Another name tossed around for the role of George was Buscemi. And, while the idea is an interesting one, Buscemi took the stage at The Tonight Show With Jimmy Fallon to clear things up.

“I never did and I don’t know how to correct it because I don’t know how the internet works,” Buscemi said, via Entertainment Tonight. “Can someone help me change it?” Buscemi asked.

The rumor may trace back to the source. Alexander told Stern in the same interview, “Buscemi, I had heard auditioned.”

It looks like a little “yada yada yada” may have gone a long way with this one.

David Alan Grier might’ve missed out on ‘In Living Color’

Again, Alexander threw in Grier’s name with Stern. Seinfeld maintained a largely white cast, but if Grier had been offered the role, he would’ve missed out on In Living Color — the sketch show that catapulted him into stardom.

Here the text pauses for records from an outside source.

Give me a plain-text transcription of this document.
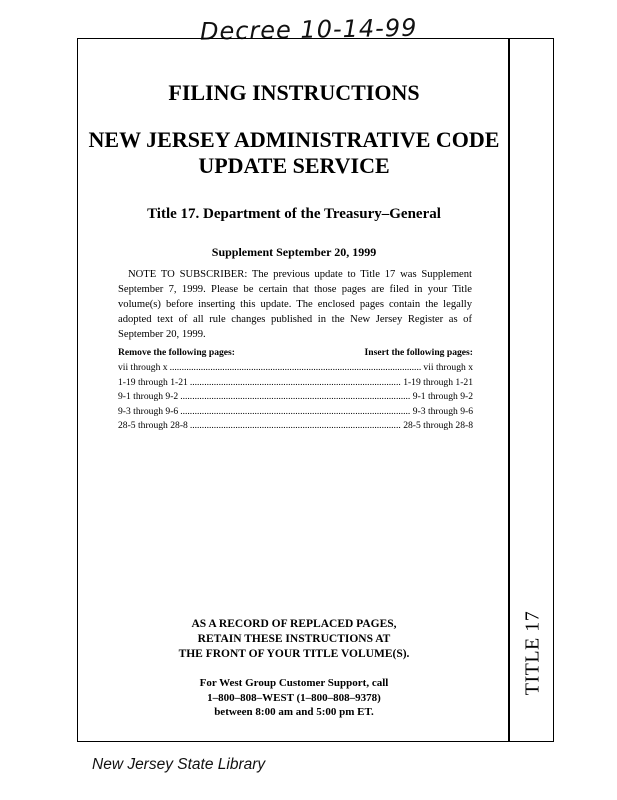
Decree 10-14-99
TITLE 17
FILING INSTRUCTIONS
NEW JERSEY ADMINISTRATIVE CODE
UPDATE SERVICE
Title 17. Department of the Treasury–General
Supplement September 20, 1999
NOTE TO SUBSCRIBER: The previous update to Title 17 was Supplement September 7, 1999. Please be certain that those pages are filed in your Title volume(s) before inserting this update. The enclosed pages contain the legally adopted text of all rule changes published in the New Jersey Register as of September 20, 1999.
Remove the following pages:	Insert the following pages:
vii through x . . .	vii through x
1-19 through 1-21 . . .	1-19 through 1-21
9-1 through 9-2 . . .	9-1 through 9-2
9-3 through 9-6 . . .	9-3 through 9-6
28-5 through 28-8 . . .	28-5 through 28-8
AS A RECORD OF REPLACED PAGES,
RETAIN THESE INSTRUCTIONS AT
THE FRONT OF YOUR TITLE VOLUME(S).
For West Group Customer Support, call
1–800–808–WEST (1–800–808–9378)
between 8:00 am and 5:00 pm ET.
New Jersey State Library
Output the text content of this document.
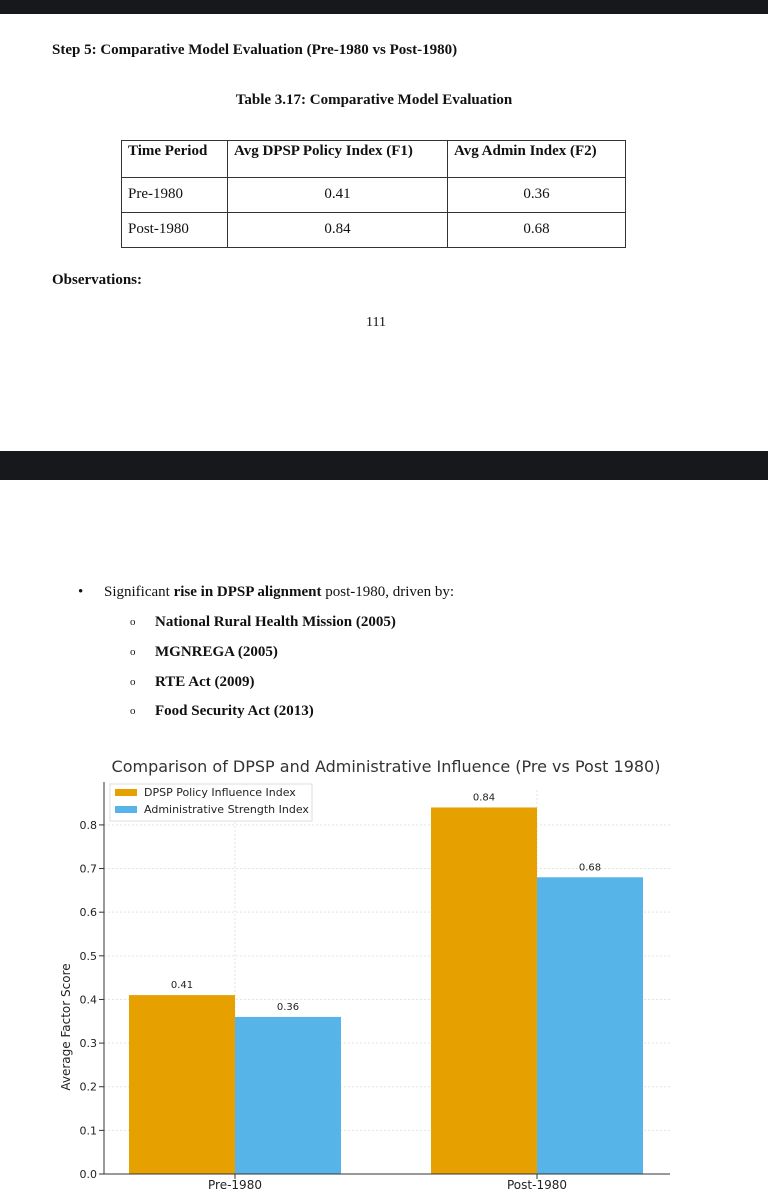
Step 5: Comparative Model Evaluation (Pre-1980 vs Post-1980)
Table 3.17: Comparative Model Evaluation
Time Period	Avg DPSP Policy Index (F1)	Avg Admin Index (F2)
Pre-1980	0.41	0.36
Post-1980	0.84	0.68
Observations:
111
• Significant rise in DPSP alignment post-1980, driven by:
o National Rural Health Mission (2005)
o MGNREGA (2005)
o RTE Act (2009)
o Food Security Act (2013)
Comparison of DPSP and Administrative Influence (Pre vs Post 1980)
0.41
0.36
0.84
0.68
0.0
0.1
0.2
0.3
0.4
0.5
0.6
0.7
0.8
Pre-1980	Post-1980
Average Factor Score
DPSP Policy Influence Index
Administrative Strength Index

Alexander also added that, once he read the script, he thought it sounded “like a Woody Allen movie.” As a result, he auditioned like Woody Allen and, obviously, got the part.

Paul Shaffer‘s career trajectory would’ve changed


Inside the ‘Seinfeld’ Spinoff That Failed To Launch

David Letterman’s famed bandleader, Shaffer, revealed in his 2009 memoir, We’ll Be Here the Rest of Our Lives, he was offered the role of George. More than that, he added that Jerry Seinfeld offered the part without an audition.

“There’s no audition…You’ve got the part. Just call us back!” Paul wrote as New York Daily News reported. Shaffer admitted he didn’t return Seinfeld’s call due to his hectic schedule.

Those four names are a diverse pool of talented actors. Nathan Lane, Kevin Dunn, Larry Miller, and Julia Louis-Dreyfus’s husband Brad Hall were also considered to play George.